During that process, a writing major was always at the forefront of my decision because I knew I loved to write. As such, I changed my academic trajectory by having an English major with a professional writing and publishing emphasis and a film studies minor.
Looking back, I am glad I changed my major because I enjoyed the English and film studies courses more than the MAGD ones. Even if the English classes were sometimes exhausting, I can reflect on many of my assignments and say I am proud of what I produced, like one where I analyzed how different sites across the political spectrum analyzed mask-wearing during the COVID-19 pandemic. Thanks to realizing I liked writing through my blog, I was in a position where I could choose a new major I knew could satisfy me and open a potential career path.
Having graduated college, the start of my writing career has been rough. I wasn’t hired before graduation. I was overwhelmed by the abundance of writing positions to apply to and was affected by college burnout so badly that it made me scared of finding a job.

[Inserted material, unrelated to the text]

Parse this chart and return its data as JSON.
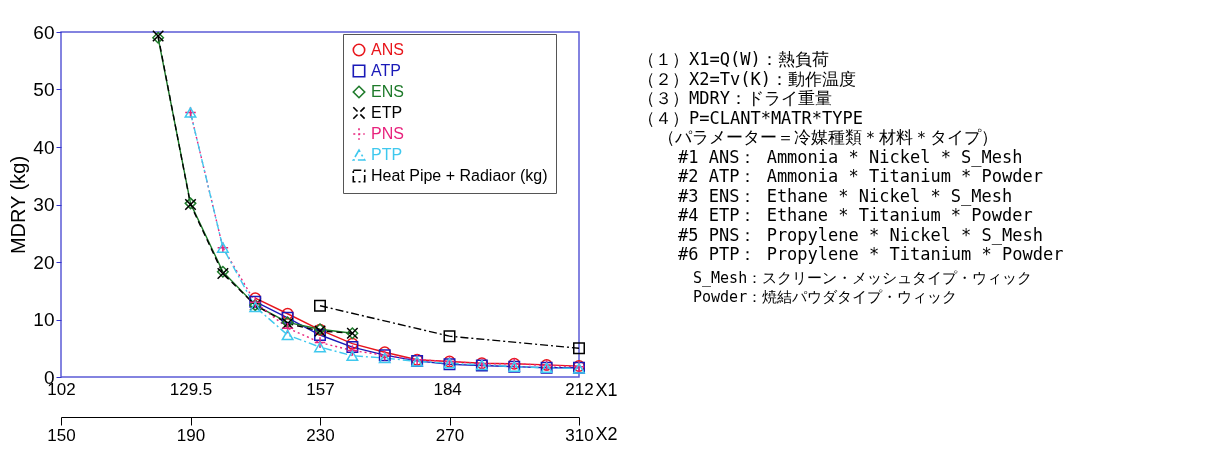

Last year was a little rough from a job search perspective, but I like to think I’m in a better place now. My family hired a job coach to help with my job hunt, and I have been a regular guest blogger for Thrive Autism Coaching. This opportunity has helped me hone my writing skills and provide a public platform for me to let my writing voice be heard.
As of now, I hope I can have a successful writing career. Writing is a hobby I have become passionate about, which is only the case because of my pop culture obsession. If I didn’t constantly discuss my thoughts on pop culture, then I may not have received a platform for me to learn I liked writing and first refine said skills. So in a way, even if I spend too much time thinking about pop culture, I cannot deny its impact on my career trajectory, and I hope it’s an impact that will benefit me in the future.